Is Reno Bellona? Or was it?
No sillies, not baloney, or even bologna. Rather I ask, if Reno is Bellona, the incomprehensible city in the 1975 Samuel Delaney novel “Dahlgren”.
Why do I ask this? Well, a recent trip overseas for work found me at the airport bookstore in advance of my first leg searching for something to read during a long flight over an ocean. I like me some sci-fi, so I stopped by the sci-fi section, and lo and behold, I found a book with an abstract sounding title and a vague, red cover, not attempting to suggest there’d be anything to do with spaceships or aliens from another planet in the book.
Dahlgren, read the cover, by Samuel R. Delany, Forward by William Gibson. Now this is fascinating.
Dahlgren is a book about a city called Bellona, where something unspecified but horrible has happened, rendering the city little more than a war zone. We follow a nameless character into the city, a place no outside press covers, a place full of deranged denizens and underneath it all, a layer of hidden beauty which is described through the text and open to your interpretation.
As I read further into the book, maybe about 150 or 200 pages in, I realized that I was reading the science fiction, post-hippie, City of Trembling Leaves. This book is a tale not about science and technology but rather a dense yet vivid philosophical tome, an exploration of the human condition set in a place that could really be anywhere, but which is so specifically tied to its landscape and the conditions brought about by that landscape, that the two are inseparable.
The nameless character eventually takes on a name and guides us through this world and through his own development from an almost childlike outsider as he grows, matures, becomes a part of the place, and acquires an attitude and a clarity of purpose which is very real in context.

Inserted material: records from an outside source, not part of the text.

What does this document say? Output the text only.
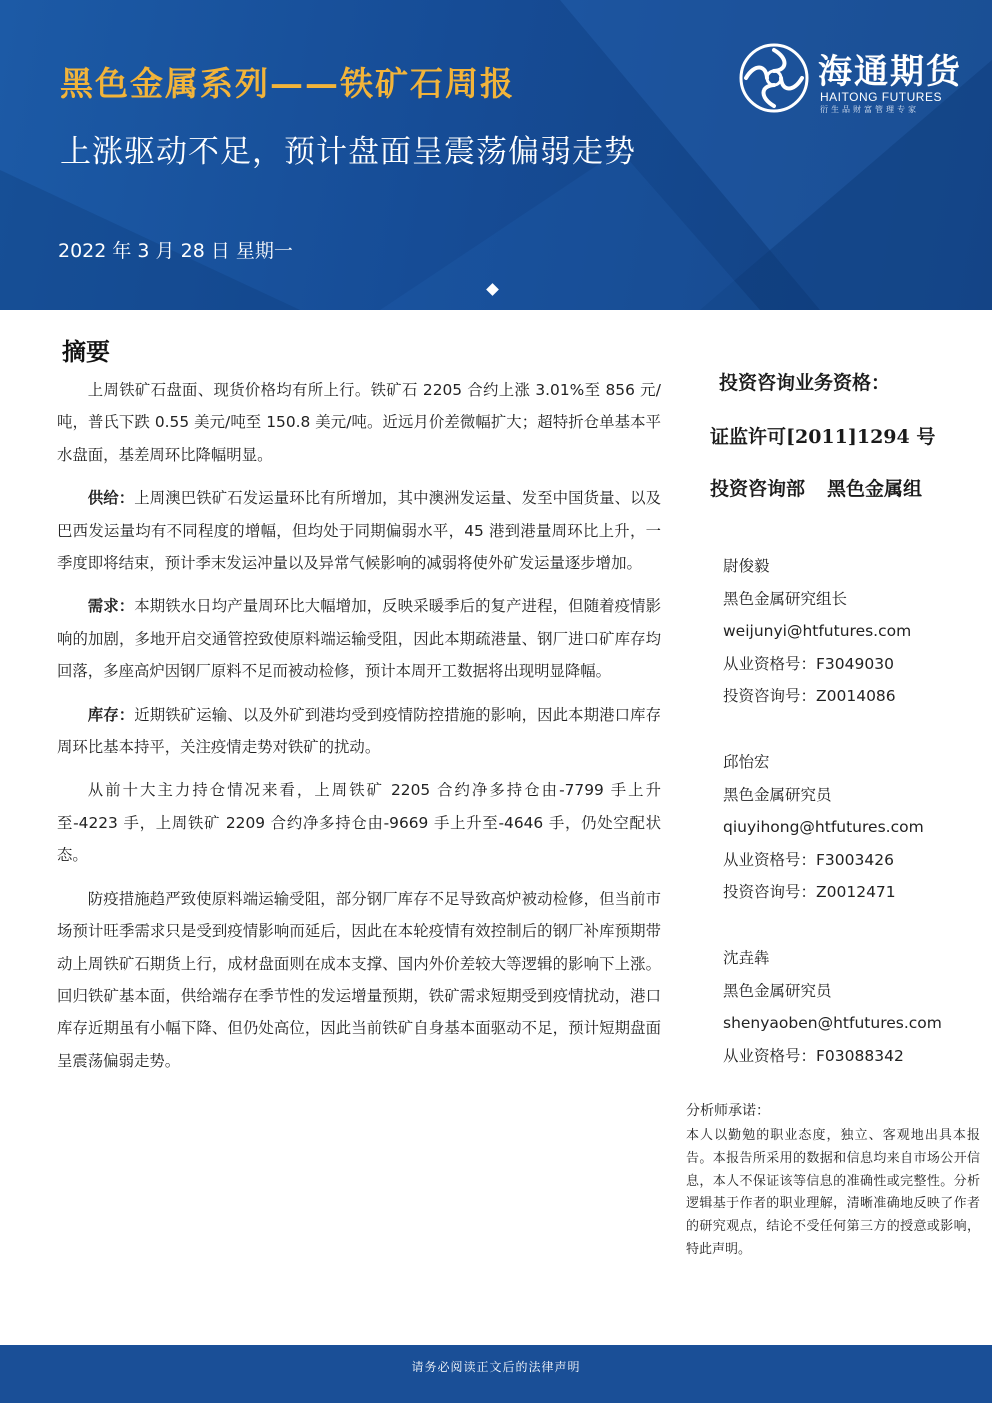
黑色金属系列——铁矿石周报
上涨驱动不足，预计盘面呈震荡偏弱走势
2022 年 3 月 28 日 星期一
海通期货
HAITONG FUTURES
衍生品财富管理专家
摘要

上周铁矿石盘面、现货价格均有所上行。铁矿石 2205 合约上涨 3.01%至 856 元/吨，普氏下跌 0.55 美元/吨至 150.8 美元/吨。近远月价差微幅扩大；超特折仓单基本平水盘面，基差周环比降幅明显。

供给：上周澳巴铁矿石发运量环比有所增加，其中澳洲发运量、发至中国货量、以及巴西发运量均有不同程度的增幅，但均处于同期偏弱水平，45 港到港量周环比上升，一季度即将结束，预计季末发运冲量以及异常气候影响的减弱将使外矿发运量逐步增加。

需求：本期铁水日均产量周环比大幅增加，反映采暖季后的复产进程，但随着疫情影响的加剧，多地开启交通管控致使原料端运输受阻，因此本期疏港量、钢厂进口矿库存均回落，多座高炉因钢厂原料不足而被动检修，预计本周开工数据将出现明显降幅。

库存：近期铁矿运输、以及外矿到港均受到疫情防控措施的影响，因此本期港口库存周环比基本持平，关注疫情走势对铁矿的扰动。

从前十大主力持仓情况来看，上周铁矿 2205 合约净多持仓由-7799 手上升至-4223 手，上周铁矿 2209 合约净多持仓由-9669 手上升至-4646 手，仍处空配状态。

防疫措施趋严致使原料端运输受阻，部分钢厂库存不足导致高炉被动检修，但当前市场预计旺季需求只是受到疫情影响而延后，因此在本轮疫情有效控制后的钢厂补库预期带动上周铁矿石期货上行，成材盘面则在成本支撑、国内外价差较大等逻辑的影响下上涨。回归铁矿基本面，供给端存在季节性的发运增量预期，铁矿需求短期受到疫情扰动，港口库存近期虽有小幅下降、但仍处高位，因此当前铁矿自身基本面驱动不足，预计短期盘面呈震荡偏弱走势。

投资咨询业务资格：
证监许可[2011]1294 号
投资咨询部 黑色金属组
尉俊毅
黑色金属研究组长
weijunyi@htfutures.com
从业资格号：F3049030
投资咨询号：Z0014086
邱怡宏
黑色金属研究员
qiuyihong@htfutures.com
从业资格号：F3003426
投资咨询号：Z0012471
沈垚犇
黑色金属研究员
shenyaoben@htfutures.com
从业资格号：F03088342
分析师承诺：
本人以勤勉的职业态度，独立、客观地出具本报告。本报告所采用的数据和信息均来自市场公开信息，本人不保证该等信息的准确性或完整性。分析逻辑基于作者的职业理解，清晰准确地反映了作者的研究观点，结论不受任何第三方的授意或影响，特此声明。
请务必阅读正文后的法律声明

All through the book I could not help thinking to myself, “Bellona is so fuckin Reno from the 90s” – the Reno that existed (and still somewhat does) only for those who sought it out, and which was completely invisible to a true outsider. As Gibson describes in the forward, a place where you come around a corner one day minding your own square business and suddenly you’re right in the middle of something you never saw coming and you will probably never leave.
Lots of adult themes, gratuitous sex and violence features throughout this book, and like TCOTL, if you can make it through the first 30 or 40 pages, chances are good you’ll lose a day or two of whatever else it was that you were going to do with your spare time spending every possible waking moment with it, until finally, at the other side of it, you’re a different person. Read this book, Reno. Oh, and if you haven’t read The City of Trembling Leaves, read that too.